7 De Filistijnse stadskoningen hoorden dat de Israëlieten in Mizpa bij elkaar gekomen waren. Toen trokken ze met hun legers naar Mizpa. Toen de Israëlieten dat hoorden, werden ze erg bang.
8 Ze zeiden tegen Samuel: "Bid alstublieft voor ons tot onze Heer God. Vraag Hem om ons te redden van de Filistijnen!"
9 Samuel offerde een jong lammetje aan de Heer als brand-offer en bad tot de Heer voor Israël. En de Heer deed wat hij Hem vroeg.
10 Terwijl Samuel nog bezig was met het brand-offer, kwamen de Filistijnen al bij Mizpa aan. Toen liet de Heer het zó hevig onweren, dat de Filistijnen in paniek raakten. Daardoor werden ze verslagen door de Israëlieten.
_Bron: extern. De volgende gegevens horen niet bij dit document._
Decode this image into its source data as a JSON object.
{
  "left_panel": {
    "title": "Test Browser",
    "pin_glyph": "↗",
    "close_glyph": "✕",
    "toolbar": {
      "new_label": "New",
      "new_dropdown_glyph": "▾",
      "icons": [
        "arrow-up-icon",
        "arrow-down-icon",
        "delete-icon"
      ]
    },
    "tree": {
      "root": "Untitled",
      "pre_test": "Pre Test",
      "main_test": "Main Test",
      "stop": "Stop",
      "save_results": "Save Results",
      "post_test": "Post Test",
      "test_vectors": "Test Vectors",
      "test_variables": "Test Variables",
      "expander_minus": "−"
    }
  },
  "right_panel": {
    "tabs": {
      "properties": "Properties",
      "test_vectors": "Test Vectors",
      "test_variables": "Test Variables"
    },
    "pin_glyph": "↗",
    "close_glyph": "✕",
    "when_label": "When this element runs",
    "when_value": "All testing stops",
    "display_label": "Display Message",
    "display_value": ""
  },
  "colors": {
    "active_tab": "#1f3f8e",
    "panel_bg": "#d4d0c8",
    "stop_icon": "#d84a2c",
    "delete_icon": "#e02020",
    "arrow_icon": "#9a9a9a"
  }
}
11 Ze sloegen voor hen op de vlucht. De Israëlieten achtervolgden hen en versloegen hen tot voorbij Bet-Kar.
12 Toen zette Samuel een steen overeind tussen Mizpa en Sen. Hij noemde die steen: Eben-Haëzer [ (= 'Steen van de hulp') ]. "Want," zei hij, "tot hier heeft de Heer ons geholpen."
13 Zo werden de Filistijnen verslagen. Ze durfden het gebied van Israël niet meer binnen te vallen. Zolang Samuel leider van Israël was, was de Heer tegen de Filistijnen.